For Jon Pellicoro, the ban has meant becoming a shut-in, because he's had to shut out second-hand smoke wafting up to his second floor apartment.
"There are less places to smoke so they smoke under my window," he says.
The ban went into effect last month, but some say it hasn't solved the problem of secondhand smoke. It has just moved it.
Put dozens of smokers outside all night long and you've got "chaos," says David Rabin, president of New York Nightlife Association
The problem gets worse as night falls; when the club scene heats up, and sidewalks turn into obstacle courses. Mothers rush their strollers through the fumes and conversations get louder the later it gets. All that's usually happening inside a busy club pours out into the street.
"We predicted all of it," says Rabin. "We predicted worse, and I think worse is coming."
The worst did happen just two weeks into the ban. A bouncer was killed after asking a smoker to leave a downtown club.
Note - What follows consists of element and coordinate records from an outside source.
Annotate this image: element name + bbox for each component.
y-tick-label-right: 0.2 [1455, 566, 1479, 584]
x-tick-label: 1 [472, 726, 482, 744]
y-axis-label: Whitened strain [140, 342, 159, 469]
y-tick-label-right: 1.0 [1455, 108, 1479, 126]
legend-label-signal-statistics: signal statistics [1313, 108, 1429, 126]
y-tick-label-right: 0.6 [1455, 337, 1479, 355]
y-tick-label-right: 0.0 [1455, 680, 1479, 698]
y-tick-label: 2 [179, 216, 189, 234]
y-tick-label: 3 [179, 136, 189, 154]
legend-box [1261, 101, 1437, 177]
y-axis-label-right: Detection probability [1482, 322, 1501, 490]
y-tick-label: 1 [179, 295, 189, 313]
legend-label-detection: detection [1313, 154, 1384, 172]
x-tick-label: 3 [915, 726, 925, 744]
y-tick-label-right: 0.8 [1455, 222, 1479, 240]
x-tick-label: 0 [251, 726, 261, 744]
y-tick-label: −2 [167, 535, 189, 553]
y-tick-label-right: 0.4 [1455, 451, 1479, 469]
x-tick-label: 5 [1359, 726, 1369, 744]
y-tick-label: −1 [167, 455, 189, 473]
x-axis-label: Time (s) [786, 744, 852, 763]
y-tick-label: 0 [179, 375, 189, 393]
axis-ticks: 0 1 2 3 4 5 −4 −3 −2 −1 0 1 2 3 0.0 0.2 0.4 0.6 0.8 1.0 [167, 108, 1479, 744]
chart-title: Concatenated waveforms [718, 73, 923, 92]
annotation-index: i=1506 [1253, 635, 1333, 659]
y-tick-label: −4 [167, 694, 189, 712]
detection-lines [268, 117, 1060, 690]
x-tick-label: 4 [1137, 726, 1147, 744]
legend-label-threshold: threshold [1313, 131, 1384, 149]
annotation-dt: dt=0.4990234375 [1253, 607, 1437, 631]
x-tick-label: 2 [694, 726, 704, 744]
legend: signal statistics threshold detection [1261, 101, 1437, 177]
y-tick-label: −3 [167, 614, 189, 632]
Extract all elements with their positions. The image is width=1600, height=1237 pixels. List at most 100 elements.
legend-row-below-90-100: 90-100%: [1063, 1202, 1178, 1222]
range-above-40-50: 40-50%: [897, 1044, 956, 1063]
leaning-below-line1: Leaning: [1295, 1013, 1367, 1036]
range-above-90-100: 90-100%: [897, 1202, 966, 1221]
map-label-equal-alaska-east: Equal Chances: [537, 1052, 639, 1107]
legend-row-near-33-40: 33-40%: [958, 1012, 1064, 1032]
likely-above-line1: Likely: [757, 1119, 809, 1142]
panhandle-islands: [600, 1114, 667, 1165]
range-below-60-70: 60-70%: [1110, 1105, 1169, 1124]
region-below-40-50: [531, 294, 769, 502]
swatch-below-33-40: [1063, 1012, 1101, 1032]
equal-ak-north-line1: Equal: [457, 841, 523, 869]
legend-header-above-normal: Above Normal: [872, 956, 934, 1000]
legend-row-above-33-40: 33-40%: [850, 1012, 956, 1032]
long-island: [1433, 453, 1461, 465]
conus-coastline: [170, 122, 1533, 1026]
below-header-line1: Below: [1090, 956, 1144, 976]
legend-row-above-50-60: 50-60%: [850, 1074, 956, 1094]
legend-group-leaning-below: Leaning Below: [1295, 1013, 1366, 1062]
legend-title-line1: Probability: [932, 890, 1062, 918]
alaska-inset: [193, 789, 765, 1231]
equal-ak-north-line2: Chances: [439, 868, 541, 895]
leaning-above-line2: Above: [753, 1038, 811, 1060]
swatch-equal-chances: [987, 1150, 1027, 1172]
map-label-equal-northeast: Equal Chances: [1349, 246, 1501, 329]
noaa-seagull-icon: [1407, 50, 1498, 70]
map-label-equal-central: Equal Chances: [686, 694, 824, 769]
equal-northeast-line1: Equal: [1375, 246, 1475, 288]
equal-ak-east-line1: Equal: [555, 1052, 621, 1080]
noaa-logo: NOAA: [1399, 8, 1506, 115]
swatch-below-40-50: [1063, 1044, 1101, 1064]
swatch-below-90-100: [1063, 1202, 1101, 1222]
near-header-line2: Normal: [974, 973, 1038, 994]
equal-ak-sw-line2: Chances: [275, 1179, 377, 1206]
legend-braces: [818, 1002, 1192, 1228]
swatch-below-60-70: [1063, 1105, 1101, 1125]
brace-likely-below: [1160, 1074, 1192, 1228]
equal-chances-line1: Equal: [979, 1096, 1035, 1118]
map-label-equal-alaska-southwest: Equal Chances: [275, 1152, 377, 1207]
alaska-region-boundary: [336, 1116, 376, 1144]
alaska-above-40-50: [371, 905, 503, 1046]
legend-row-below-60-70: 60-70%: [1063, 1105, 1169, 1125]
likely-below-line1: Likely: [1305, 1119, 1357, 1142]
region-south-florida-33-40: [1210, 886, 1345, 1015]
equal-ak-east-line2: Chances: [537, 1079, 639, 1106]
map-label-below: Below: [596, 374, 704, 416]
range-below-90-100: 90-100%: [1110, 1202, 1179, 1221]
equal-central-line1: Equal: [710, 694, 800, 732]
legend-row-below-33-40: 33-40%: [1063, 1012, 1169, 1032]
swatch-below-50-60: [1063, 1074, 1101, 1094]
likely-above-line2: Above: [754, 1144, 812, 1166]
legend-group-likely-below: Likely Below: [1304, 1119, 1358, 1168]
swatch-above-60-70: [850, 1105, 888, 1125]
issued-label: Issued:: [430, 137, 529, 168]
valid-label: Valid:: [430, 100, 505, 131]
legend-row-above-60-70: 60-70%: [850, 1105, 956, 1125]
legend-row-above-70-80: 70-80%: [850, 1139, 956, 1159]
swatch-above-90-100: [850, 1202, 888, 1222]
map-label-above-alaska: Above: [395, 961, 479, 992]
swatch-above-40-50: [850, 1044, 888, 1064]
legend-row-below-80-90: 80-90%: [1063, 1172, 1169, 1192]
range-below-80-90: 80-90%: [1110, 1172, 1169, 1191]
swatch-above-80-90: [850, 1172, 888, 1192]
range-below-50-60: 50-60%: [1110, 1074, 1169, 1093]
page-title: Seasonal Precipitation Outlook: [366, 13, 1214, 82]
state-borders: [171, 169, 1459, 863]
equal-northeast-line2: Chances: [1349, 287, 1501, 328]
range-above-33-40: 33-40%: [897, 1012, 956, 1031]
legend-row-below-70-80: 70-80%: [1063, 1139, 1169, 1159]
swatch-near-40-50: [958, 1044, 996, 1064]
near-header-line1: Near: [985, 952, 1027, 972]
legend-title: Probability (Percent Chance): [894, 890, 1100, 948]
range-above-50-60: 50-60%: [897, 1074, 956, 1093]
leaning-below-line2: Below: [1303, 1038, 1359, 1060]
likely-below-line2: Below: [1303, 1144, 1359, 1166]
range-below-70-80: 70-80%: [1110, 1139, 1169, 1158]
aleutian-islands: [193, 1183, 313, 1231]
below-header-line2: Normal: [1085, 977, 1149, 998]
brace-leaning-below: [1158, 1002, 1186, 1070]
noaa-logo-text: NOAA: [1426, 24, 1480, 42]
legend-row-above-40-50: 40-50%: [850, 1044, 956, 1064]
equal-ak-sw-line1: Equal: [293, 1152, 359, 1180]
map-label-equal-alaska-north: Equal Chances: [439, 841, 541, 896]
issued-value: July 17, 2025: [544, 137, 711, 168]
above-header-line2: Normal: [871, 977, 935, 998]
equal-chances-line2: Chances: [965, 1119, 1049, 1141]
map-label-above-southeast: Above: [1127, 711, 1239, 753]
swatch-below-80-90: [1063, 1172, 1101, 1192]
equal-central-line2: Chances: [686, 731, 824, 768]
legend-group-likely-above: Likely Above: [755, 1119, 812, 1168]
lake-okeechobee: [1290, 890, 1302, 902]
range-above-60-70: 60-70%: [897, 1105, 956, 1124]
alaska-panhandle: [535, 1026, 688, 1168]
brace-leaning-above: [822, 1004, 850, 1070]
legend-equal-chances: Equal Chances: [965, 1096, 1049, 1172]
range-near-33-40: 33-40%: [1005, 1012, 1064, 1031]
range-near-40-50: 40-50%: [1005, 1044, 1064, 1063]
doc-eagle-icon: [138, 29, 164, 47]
That's one reason why Rabin wants a police presence outside the city's clubs.
"We're trying to follow your law," says Rabin. "We've asked the people to step outside to smoke, now we have a noise problem that's bothering our neighbors. Help us one way or the other."
The critics say everybody knows smoking is bad for you, but aren't bars and clubs where people are supposed to drink, smoke and carry on? Is the city that never sleeps turning in early?
"This is New York, get used to it," says Michael Musto, who covers New York's nightlife.
Musto says there are too many rules.
"New York used to be a place without a lot of rules," he says. "It had a seediness to it, but it also had an edge. Suddenly, you can't smoke in a bar. What's next? You can't eat in a restaurant?"
Sound ludicrous? Wait until the state smoking ban goes into effect this summer. It's even more stringent than the city's and will put New York in the top three smoke free states.